During the 2012 legislative session, official updates on the state’s tax receipts for this fiscal year continued to disappoint and ultimately lawmakers were forced to deal with a project deficit of about $284.6 million before they adjourned.

Connecticut’s economy is still struggling with the effects of the recession, with a slow recovery as evidenced in the disappointing jobs numbers for April.

The legislature approved a revised, $20.5 billion plan for fiscal year 2013 that covers the gap with a patchwork of fund transfers, borrowing and some spending reductions.

Spending, however, actually increases in the revised midterm budget by $143 million, including new dollars for education reform measures. The budget increases spending over original appropriations by 1.6% and is under the spending cap by $142.3 million. 

Approval of the revised budget was mostly along party lines, with Democrats supporting and Republicans opposing (with one exception in the Senate). In a special session this summer, the legislature is expected to adopt a bill to revise to the budget.

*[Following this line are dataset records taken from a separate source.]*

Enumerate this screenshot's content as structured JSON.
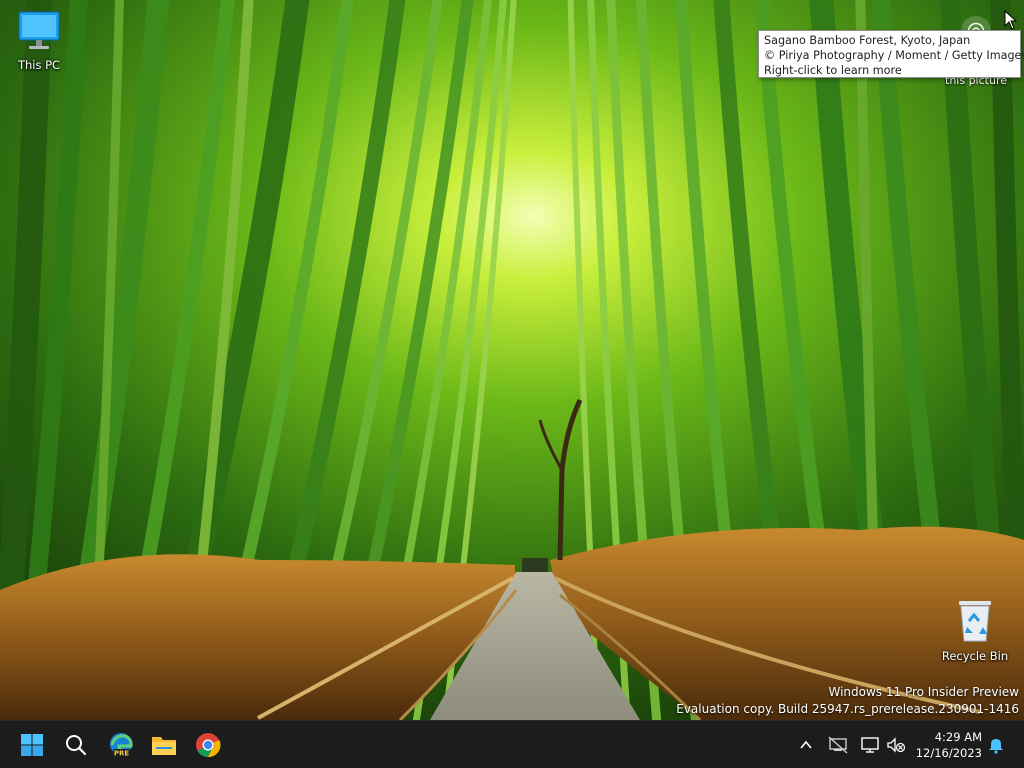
{
  "desktop": {
    "icons": [
      {
        "label": "This PC",
        "icon": "monitor-icon"
      },
      {
        "label": "Recycle Bin",
        "icon": "recycle-bin-icon"
      }
    ]
  },
  "spotlight": {
    "button_caption": "this picture",
    "tooltip": {
      "line1": "Sagano Bamboo Forest, Kyoto, Japan",
      "line2": "© Piriya Photography / Moment / Getty Images",
      "line3": "Right-click to learn more"
    }
  },
  "watermark": {
    "line1": "Windows 11 Pro Insider Preview",
    "line2": "Evaluation copy. Build 25947.rs_prerelease.230901-1416"
  },
  "taskbar": {
    "apps": [
      {
        "name": "start-icon"
      },
      {
        "name": "search-icon"
      },
      {
        "name": "edge-icon",
        "badge": "PRE"
      },
      {
        "name": "file-explorer-icon"
      },
      {
        "name": "chrome-icon"
      }
    ],
    "tray": {
      "time": "4:29 AM",
      "date": "12/16/2023"
    }
  },
  "colors": {
    "taskbar_bg": "#1c1c1c",
    "start_blue": "#4cc2ff",
    "bell_blue": "#4cc2ff"
  }
}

Unfortunately, much of the revisions adopted to patch the budget gap are raids on other state funds that could lead to additional shortfalls in the future. Next year, the General Assembly will have to tackle a new, two-year state budget that state officials say is already heading for a larger deficit.

Good fiscal news that came in after the session was that Connecticut has been able to trim $13.3 billion off the state’s future unfunded state employee and retiree healthcare liabilities.

Healthcare cost controls implemented across state government over the last few years and changes in the state’s agreement with its employee unions have helped produce the positive results.


Given last year’s significant increases, there was less legislative activity this year on taxes. Property taxes were the biggest issue, with several municipalities seeking changes to their property tax structures—mostly centering on delaying or the implementation of municipal revaluations.

Lawmakers adopted HB 5424, which allows Stamford, Norwich, Windham, New Britain and Farmington to delay the next scheduled revaluation for the 2013 assessment year.

While several municipalities failed in efforts to change revaluation process laws, some of them are expected to try to secure approval of some modification during the upcoming special session.

CBIA will continue to work to ensure that all properties are assessed at the 70% rate and that revaluations are conducted in a timely manner.

Two other measures that passed were HB 5035, which states that partial structures are subject to property tax, and PA 12-4, which caps the state’s gross earnings tax on petroleum products (including gasoline).